Drawing on Scholars’ Expertise
The IARJ Ghana conference also included scholars who specialize in studying in African religions. Among the high points in Accra were talks by Prof. Abel Ugba , Prof. Afe Adogame and Prof. Kwabena Asamoah-Gyadu, three scholars from AASR, who presented summaries of their research and invited discussion with the journalists.
The central question raised in these conversations was: Can journalists take time to read what scholars are publishing on these issues?
One journalist frankly answered the question: “No, and the main reason is that academic writing is too complicated and too long.” Conference participants discussed this challenge at length. Both scholars and journalists shared about the many demands of their professions—and also the need to find new ways to connect.
One proposed solution is encouraging scholars to produce a journalist-friendly summary of their research so media professionals can quickly get a sense of the new studies that are being published. Facing so many daily demands and deadlines, journalists need to quickly learn the essential news that scholars are bringing to the world.
Another major topic at the conference is the proper role for journalists in covering interfaith dialogue. A key question is: Should journalists promote such dialogue?

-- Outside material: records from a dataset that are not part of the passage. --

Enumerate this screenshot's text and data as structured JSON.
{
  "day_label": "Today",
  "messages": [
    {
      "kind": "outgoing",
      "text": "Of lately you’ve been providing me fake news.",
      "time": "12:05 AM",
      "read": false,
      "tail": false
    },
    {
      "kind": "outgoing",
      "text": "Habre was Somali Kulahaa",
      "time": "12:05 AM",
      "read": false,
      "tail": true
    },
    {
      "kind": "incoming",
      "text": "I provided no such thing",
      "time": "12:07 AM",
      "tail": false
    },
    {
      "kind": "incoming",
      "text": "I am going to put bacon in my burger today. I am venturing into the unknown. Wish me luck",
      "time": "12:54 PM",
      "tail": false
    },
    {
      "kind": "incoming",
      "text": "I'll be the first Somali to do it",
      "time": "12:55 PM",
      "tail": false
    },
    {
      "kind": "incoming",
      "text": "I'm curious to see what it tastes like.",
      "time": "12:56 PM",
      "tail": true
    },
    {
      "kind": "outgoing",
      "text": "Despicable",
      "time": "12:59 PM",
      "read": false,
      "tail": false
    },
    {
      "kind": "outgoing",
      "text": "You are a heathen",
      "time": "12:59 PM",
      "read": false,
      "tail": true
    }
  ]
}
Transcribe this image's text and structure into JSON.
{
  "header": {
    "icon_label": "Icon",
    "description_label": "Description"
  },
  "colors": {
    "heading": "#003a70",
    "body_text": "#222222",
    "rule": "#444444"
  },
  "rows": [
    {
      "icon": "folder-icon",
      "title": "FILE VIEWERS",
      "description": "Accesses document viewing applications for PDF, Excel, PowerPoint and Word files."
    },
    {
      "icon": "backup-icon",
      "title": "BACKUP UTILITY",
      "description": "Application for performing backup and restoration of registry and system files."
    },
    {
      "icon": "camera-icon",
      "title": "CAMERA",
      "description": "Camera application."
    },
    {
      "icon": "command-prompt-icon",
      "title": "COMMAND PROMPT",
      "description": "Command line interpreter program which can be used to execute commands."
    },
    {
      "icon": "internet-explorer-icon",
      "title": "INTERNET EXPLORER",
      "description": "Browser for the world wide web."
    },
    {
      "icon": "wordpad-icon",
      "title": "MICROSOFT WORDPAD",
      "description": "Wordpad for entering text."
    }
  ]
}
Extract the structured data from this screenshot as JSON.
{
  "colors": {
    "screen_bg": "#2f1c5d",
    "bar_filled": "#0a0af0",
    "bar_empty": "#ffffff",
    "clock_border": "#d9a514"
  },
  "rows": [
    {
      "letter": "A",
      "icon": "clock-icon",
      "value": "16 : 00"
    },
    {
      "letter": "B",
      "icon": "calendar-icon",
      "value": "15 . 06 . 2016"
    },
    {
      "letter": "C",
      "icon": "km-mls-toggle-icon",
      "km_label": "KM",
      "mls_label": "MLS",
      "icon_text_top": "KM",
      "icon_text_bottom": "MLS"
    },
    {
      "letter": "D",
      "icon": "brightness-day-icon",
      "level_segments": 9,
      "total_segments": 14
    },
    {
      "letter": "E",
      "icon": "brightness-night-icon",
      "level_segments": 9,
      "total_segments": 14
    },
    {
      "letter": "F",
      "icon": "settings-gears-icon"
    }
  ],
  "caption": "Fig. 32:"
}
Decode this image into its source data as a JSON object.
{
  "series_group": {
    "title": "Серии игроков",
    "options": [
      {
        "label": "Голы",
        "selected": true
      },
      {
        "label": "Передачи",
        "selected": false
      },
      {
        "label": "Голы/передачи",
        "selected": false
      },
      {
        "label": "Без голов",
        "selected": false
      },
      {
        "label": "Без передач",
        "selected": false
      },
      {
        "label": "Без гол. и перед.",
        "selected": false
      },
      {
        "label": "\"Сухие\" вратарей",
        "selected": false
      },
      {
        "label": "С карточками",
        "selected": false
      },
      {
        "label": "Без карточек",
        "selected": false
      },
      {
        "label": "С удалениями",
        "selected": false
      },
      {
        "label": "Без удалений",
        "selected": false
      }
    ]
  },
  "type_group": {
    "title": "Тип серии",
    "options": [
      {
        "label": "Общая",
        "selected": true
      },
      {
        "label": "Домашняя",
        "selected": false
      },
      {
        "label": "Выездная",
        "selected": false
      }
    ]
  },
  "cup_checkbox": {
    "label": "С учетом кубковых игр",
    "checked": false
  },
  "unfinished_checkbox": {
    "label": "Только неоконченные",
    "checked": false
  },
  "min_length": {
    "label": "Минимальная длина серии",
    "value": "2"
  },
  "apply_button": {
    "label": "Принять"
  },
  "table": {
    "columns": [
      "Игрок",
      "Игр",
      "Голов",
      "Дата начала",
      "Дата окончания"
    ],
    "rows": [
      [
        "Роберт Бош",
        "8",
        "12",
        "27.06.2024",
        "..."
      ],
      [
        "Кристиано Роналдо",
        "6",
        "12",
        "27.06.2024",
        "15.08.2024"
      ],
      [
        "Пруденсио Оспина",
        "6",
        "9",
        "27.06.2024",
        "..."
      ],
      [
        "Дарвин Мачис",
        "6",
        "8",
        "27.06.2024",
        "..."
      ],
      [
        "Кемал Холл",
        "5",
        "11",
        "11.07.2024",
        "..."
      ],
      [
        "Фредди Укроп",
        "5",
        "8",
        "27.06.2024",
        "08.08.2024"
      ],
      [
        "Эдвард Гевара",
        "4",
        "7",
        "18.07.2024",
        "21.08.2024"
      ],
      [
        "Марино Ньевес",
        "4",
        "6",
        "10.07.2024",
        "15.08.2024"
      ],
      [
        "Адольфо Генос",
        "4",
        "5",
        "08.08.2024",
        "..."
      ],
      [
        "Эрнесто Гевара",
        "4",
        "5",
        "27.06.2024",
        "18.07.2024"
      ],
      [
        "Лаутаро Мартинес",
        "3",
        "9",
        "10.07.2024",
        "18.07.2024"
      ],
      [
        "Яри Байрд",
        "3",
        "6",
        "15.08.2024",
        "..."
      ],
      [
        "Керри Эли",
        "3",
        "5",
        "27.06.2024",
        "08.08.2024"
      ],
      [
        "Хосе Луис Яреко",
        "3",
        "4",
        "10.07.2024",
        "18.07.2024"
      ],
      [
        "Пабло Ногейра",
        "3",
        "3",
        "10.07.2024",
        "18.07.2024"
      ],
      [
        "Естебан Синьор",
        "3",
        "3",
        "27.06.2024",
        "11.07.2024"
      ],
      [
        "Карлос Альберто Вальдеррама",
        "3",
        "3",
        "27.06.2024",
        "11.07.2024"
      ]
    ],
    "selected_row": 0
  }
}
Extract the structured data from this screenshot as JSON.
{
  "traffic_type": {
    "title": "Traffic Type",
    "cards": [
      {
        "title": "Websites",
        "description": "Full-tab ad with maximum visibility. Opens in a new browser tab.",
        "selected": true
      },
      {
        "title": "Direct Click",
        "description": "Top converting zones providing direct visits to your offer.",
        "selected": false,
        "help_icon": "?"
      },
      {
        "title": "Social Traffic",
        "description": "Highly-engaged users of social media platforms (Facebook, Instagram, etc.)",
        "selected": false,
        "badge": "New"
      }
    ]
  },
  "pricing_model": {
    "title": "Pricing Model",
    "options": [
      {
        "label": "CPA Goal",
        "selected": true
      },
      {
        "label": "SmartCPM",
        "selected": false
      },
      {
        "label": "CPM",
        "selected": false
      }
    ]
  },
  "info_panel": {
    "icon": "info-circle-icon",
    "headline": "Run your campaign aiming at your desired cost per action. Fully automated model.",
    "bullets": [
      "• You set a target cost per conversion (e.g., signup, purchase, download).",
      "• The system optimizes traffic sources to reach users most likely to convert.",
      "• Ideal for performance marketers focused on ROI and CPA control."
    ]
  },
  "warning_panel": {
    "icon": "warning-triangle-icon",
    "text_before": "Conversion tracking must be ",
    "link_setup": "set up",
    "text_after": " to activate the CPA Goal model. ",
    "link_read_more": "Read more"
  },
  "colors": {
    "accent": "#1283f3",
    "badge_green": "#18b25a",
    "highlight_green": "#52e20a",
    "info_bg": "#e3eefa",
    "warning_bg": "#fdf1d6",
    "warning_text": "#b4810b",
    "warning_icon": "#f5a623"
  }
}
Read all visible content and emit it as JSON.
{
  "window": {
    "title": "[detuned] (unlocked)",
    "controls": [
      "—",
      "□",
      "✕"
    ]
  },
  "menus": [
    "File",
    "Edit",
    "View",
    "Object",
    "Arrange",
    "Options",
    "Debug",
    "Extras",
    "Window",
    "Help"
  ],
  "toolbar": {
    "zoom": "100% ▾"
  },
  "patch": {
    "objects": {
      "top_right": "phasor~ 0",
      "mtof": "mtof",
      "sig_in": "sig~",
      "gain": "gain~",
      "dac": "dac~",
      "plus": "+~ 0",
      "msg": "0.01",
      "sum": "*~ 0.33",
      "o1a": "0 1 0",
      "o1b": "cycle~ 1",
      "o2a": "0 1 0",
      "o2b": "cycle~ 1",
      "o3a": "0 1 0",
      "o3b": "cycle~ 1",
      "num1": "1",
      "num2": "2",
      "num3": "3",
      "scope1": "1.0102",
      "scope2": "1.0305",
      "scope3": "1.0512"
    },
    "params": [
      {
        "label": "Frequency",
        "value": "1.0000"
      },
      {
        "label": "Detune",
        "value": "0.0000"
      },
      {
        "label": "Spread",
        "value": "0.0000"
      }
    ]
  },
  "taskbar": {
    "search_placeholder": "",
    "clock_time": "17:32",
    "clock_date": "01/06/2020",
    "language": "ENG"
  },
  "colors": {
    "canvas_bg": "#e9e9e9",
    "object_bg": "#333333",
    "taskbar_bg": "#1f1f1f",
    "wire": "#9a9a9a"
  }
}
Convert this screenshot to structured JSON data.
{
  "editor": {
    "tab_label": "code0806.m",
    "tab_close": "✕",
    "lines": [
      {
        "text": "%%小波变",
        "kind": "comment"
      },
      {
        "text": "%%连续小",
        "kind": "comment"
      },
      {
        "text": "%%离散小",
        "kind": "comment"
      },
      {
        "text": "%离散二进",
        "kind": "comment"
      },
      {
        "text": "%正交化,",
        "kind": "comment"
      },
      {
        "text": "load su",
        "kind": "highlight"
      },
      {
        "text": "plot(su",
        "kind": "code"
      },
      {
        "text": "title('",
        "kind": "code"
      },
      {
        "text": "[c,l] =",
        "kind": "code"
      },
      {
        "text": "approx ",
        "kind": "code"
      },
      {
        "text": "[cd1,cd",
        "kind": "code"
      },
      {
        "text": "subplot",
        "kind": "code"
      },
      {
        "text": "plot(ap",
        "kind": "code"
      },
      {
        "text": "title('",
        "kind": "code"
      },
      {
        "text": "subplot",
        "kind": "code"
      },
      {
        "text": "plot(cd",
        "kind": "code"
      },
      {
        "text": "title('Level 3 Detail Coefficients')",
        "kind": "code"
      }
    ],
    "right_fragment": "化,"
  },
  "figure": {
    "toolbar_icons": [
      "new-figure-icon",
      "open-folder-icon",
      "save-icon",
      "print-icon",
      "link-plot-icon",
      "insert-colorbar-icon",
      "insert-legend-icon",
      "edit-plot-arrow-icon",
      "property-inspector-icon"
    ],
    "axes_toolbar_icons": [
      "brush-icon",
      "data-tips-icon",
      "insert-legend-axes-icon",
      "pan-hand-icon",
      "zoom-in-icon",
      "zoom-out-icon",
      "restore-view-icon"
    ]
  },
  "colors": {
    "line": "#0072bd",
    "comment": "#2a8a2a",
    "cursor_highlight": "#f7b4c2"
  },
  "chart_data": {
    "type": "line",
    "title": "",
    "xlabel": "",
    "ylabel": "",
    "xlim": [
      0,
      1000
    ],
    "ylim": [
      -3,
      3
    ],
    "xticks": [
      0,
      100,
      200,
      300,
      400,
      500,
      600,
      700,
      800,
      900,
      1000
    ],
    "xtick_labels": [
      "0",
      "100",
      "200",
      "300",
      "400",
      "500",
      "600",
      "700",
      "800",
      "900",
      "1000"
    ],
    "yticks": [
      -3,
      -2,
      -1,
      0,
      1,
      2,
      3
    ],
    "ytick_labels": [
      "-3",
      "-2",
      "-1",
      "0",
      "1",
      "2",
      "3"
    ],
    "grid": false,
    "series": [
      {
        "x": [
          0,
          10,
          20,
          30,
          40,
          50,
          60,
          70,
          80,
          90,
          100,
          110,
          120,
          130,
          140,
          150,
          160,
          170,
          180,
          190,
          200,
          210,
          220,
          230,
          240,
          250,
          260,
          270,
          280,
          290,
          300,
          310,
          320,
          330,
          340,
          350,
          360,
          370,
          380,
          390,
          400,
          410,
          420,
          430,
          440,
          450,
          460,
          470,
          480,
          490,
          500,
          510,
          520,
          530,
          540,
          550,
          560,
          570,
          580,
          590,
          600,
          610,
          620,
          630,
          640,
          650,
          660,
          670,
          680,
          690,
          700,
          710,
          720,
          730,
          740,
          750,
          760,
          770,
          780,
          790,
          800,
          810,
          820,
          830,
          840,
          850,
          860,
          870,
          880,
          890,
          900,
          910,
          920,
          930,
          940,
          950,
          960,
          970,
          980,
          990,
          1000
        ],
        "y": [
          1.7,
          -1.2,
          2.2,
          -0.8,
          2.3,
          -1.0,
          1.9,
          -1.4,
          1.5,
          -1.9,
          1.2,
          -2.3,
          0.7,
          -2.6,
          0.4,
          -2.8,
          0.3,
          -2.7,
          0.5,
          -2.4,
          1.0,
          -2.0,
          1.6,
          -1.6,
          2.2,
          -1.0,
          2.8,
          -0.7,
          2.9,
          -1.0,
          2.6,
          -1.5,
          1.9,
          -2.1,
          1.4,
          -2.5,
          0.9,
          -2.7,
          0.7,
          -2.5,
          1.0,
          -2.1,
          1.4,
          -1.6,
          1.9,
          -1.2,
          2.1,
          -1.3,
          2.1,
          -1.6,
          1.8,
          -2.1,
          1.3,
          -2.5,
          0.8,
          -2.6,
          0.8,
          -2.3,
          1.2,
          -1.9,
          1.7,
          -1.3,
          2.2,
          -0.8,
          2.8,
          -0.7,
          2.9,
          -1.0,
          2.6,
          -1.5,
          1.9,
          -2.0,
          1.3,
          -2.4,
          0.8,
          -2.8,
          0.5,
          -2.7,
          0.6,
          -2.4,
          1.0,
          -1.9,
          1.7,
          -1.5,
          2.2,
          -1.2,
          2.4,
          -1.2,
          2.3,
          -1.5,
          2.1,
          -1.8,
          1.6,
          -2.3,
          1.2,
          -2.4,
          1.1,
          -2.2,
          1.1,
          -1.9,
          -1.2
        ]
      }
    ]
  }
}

Whether such dialogues are beneficial, the role of journalists is to fairly and accurately cover what is actually happening. A truthful and balanced approach to the news will cover religious tensions and conflicts as well as examples of co-existence and cooperation between religions. It is not the role of the journalist to actively promote interfaith programs. Journalists are the neutral observers who cover the entire context, both division and cooperation.
Many questions raised by the participating journalists also are shared by reporters and editors around the world, when it comes to covering religion:
- How can we find more accurate sources?
- How can we ensure balance in our reporting?
- How do we deal with news organizations that prefer only to cover conflict, and tell us to ignore stories about cooperation? And, how do we deal with various government restrictions?
- Are we focusing too much on extremists and missing important stories about the majority of the religious population?
By the end of the conference, which was held in late July, participants returned home with many recommendations and fresh ideas. Here are just a few:
- We all encourage journalists to find opportunities for specialized training in covering religion, which is a complex and diverse subject. And we urge …
- Increased contact with religious leaders who can provide overall context and can help journalists use a broader network of contacts
- Increase partnerships with other journalists, including continent-wide and worldwide
- Encourage our editors, directors and media owners to pursue good stories on religion.